The research project is called “BRIDGES – Building Reflexivity and response-ability Involving Different narratives of knowledGE and Science” and is coordinated by the Institute for Electromagnetic Sensing of the Environment (Irea) of the CNR in Milan under the scientific responsibility of Dr. Alba L’Astorina. The project is funded by Fondazione Cariplo with funds allocated to Social Research on Science, Technology and Society.

The project employs transdisciplinary and participatory research methods to understand and strengthen the relationship between science, society and ecological systems in the Italian context. To do so, it uses soil fertility as a case study, a topic of local and global interest, declared by the United Nations General Assembly as one of the three planetary emergencies, along with climate change and biodiversity loss. Soil fertility is also a complex and controversial topic, because its management and protection involve a series of new relationships and visions among science, society, ecosystems and human and non-human actors.
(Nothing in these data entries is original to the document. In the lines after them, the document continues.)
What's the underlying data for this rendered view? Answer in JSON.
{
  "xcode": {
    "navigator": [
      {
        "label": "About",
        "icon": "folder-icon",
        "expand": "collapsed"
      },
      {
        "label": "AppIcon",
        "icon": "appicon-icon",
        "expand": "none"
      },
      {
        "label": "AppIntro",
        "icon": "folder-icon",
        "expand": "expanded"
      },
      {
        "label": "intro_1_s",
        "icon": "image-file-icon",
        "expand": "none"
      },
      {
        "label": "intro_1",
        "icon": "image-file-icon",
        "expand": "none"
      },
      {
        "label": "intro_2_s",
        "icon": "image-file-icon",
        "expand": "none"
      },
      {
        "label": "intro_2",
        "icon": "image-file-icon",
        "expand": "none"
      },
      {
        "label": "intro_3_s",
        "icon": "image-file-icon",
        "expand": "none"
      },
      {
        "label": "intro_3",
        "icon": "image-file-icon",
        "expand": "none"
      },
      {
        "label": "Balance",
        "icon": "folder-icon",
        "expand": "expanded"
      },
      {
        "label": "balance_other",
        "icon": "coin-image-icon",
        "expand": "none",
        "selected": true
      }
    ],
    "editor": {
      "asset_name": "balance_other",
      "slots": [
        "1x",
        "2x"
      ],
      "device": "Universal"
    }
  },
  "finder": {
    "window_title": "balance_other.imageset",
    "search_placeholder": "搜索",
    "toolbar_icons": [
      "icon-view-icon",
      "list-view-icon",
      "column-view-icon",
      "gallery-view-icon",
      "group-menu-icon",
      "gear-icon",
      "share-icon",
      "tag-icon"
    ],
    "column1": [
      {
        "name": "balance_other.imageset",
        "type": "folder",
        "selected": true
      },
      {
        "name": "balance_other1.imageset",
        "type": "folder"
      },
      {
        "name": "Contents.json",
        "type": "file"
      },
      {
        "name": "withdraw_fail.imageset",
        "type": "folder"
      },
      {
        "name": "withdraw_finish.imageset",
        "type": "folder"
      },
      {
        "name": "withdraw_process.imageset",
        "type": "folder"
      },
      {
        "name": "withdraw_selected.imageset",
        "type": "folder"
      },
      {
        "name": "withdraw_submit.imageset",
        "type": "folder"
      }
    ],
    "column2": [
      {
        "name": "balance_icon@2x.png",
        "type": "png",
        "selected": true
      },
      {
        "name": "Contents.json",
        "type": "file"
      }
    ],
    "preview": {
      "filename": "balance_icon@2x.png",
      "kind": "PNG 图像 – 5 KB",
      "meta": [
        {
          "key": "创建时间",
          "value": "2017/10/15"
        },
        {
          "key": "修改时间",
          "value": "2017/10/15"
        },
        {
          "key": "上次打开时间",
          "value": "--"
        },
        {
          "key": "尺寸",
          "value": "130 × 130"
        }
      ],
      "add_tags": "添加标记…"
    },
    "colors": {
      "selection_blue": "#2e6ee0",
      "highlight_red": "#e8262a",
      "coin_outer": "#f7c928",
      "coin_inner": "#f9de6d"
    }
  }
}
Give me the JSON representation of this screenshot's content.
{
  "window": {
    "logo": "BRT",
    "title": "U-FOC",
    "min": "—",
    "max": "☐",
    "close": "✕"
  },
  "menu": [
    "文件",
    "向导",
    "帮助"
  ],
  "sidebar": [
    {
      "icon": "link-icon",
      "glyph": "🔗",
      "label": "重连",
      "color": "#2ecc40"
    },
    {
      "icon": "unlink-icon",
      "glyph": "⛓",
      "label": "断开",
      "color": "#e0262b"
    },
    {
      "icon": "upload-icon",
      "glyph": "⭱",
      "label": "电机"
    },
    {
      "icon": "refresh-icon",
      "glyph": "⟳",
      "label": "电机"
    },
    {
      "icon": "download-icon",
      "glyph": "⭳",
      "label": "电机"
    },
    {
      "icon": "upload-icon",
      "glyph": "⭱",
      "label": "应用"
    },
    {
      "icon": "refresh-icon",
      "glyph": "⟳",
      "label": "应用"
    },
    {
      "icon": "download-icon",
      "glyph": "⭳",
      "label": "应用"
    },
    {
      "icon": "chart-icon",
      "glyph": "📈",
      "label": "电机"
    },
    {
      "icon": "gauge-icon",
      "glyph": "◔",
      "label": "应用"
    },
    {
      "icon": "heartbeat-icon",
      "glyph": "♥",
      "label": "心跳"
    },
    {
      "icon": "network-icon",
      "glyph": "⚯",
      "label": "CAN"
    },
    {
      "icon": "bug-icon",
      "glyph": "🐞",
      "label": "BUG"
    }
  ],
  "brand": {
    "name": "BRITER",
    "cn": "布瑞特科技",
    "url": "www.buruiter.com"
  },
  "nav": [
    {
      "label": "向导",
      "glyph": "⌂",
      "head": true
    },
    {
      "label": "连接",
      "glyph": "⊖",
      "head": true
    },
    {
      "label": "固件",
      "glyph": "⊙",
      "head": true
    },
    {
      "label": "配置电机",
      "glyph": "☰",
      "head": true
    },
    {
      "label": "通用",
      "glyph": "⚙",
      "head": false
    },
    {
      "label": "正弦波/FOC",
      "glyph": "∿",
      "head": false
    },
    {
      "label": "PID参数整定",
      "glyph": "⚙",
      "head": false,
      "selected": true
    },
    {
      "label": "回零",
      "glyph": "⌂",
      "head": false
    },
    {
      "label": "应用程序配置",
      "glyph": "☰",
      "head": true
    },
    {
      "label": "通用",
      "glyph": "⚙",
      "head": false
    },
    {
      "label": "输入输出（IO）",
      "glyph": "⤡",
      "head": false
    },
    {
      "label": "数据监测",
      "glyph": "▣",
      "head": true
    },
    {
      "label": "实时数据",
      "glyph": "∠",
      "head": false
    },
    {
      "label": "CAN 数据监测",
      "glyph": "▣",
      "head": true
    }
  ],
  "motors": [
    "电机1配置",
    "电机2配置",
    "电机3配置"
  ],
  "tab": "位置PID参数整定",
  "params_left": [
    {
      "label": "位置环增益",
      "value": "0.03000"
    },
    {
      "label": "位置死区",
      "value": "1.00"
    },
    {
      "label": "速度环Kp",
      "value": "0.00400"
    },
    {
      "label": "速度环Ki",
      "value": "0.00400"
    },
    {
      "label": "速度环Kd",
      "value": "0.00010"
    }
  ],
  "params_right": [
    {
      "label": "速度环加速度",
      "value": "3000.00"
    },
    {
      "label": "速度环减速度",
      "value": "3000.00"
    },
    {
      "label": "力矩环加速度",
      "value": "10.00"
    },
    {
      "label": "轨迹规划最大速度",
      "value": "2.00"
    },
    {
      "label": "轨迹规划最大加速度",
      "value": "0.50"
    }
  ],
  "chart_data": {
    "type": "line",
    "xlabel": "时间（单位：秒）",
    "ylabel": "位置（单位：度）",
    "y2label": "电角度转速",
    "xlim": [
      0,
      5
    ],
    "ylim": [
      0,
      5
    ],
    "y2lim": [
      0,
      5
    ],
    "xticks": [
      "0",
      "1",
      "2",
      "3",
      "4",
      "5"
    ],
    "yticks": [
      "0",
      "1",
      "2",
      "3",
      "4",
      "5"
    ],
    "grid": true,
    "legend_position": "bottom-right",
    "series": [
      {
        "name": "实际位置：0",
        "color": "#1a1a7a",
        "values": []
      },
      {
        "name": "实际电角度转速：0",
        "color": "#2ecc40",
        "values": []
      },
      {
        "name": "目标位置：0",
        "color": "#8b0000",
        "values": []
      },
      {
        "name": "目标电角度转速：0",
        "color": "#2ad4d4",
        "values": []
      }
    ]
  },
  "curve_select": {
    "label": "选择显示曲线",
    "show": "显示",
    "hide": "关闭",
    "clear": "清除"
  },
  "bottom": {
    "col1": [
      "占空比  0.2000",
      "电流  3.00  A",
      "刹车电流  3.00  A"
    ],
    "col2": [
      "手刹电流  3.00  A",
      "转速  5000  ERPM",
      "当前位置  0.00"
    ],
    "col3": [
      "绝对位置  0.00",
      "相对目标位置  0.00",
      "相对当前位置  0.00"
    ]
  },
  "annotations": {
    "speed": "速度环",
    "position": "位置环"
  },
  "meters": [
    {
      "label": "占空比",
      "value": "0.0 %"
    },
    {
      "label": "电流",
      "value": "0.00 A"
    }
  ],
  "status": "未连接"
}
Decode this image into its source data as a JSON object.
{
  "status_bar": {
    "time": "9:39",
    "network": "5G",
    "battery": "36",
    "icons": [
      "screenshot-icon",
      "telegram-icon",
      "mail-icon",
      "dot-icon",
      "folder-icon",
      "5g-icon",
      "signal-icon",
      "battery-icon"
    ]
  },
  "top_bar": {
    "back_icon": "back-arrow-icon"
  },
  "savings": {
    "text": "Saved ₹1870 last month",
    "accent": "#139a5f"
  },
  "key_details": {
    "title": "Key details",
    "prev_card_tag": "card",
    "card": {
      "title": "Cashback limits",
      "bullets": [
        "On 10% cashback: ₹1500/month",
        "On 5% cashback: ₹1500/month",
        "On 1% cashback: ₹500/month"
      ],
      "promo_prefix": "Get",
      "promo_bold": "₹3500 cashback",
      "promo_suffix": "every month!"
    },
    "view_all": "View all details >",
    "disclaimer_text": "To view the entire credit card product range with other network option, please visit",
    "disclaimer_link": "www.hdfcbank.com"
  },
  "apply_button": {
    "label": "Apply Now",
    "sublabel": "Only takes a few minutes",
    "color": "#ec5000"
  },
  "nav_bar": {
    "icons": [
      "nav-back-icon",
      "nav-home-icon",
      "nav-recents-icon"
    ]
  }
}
The project, which begins on April 15, 2021 and lasts two years, includes a social investigation component in the Italian context that will involve thousands of young CNR researchers and researchers from other scientific networks, focusing on dominant narratives about the science-society relationship around controversial topics. Starting from some emerging discourses, a series of meetings and seminars will be organized in urban and rural settings, along with some Citizen Science activities, in which some of the researchers involved will experiment, together with networks of citizens, with a participatory and hybrid type of research to discuss and produce collectively constructed soil fertility indicators. They will be supported in this process by educators, artists, soil microbiology specialists, and farmers.

The objectives that BRIDGES sets out to achieve relate to:

• investigating, mapping and enriching the narratives that define and frame Italian disciplinary scientific research;
• experimenting with a pilot process of co-production of transdisciplinary research practices on soil fertility, through a series of meetings and seminars in urban and rural settings, and some citizen science activities;
• developing a reflexive attitude and a sense of responsibility in citizens and researchers, making them aware that they are a fertile resource for Italy.

The project consists of 6 work packages. IRPPS participates in WP1 for the implementation of a survey among young Italian researchers.